The next task was striking the right balance between soap and pollen. Too little soap and there won’t be enough bubbles to be effective. Too much, and it could trouble the pollen. And it needed the right kind of soap because conventional soap would be too toxic for flowers.
Miyako developed what he calls ‘chemically functionalized’ soap bubbles. Each one can deliver up to 2,000 grains of pollen. Miyako and his colleagues loaded up their bubble guns and headed to a pear orchard. 16 Days after spraying bubbles into the trees, young fruit began forming.

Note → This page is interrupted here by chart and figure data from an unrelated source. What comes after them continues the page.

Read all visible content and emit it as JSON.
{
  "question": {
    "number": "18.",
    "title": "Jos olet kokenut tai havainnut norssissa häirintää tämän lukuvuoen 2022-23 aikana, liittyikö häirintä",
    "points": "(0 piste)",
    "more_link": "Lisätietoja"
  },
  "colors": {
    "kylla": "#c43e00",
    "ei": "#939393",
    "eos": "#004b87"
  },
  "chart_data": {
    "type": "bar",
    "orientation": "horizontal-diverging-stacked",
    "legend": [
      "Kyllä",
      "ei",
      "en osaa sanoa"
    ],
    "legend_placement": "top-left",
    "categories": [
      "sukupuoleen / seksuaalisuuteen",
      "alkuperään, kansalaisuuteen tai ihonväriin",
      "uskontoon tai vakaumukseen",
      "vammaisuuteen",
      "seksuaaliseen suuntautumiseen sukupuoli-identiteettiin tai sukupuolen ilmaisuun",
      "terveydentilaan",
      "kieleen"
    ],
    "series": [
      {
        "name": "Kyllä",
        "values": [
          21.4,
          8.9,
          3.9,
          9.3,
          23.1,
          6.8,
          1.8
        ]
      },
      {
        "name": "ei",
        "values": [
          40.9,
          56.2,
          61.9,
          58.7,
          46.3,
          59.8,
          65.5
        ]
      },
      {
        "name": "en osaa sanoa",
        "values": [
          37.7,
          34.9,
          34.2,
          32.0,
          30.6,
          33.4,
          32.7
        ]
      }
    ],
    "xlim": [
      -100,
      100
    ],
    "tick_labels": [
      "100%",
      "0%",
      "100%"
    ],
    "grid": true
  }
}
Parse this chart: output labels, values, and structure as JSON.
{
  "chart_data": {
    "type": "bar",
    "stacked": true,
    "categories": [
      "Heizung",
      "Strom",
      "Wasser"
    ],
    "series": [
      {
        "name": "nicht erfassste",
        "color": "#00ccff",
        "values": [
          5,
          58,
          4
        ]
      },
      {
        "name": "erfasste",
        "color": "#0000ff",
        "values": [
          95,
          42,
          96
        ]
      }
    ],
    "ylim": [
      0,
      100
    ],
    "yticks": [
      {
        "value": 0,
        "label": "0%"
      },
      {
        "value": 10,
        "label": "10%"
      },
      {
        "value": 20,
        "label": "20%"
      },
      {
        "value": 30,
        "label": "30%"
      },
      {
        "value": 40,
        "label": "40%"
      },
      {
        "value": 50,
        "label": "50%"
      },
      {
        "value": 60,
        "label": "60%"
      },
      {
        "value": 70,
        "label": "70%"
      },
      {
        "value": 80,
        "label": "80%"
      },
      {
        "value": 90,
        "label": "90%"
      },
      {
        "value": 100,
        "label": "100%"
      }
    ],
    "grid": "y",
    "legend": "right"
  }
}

Miyako discovered that the rate of pollination by the soap bubbles was roughly the same as that of hand-pollination: 95 percent. Tests done with an autonomous drone shooting bubbles from a bubble-gun had a 90-percent success rate.
The bubble-method isn’t perfect. Wind and rain can interfere with pollination, and the bubbles produce waste. But Miyako remains optimistic. He believes that through techniques such as mapping and localization, these issues can be overcome.
“I was probably the only person on the planet to believe this when I started the ‘playful’ work,” he said. “Maybe I still am now.”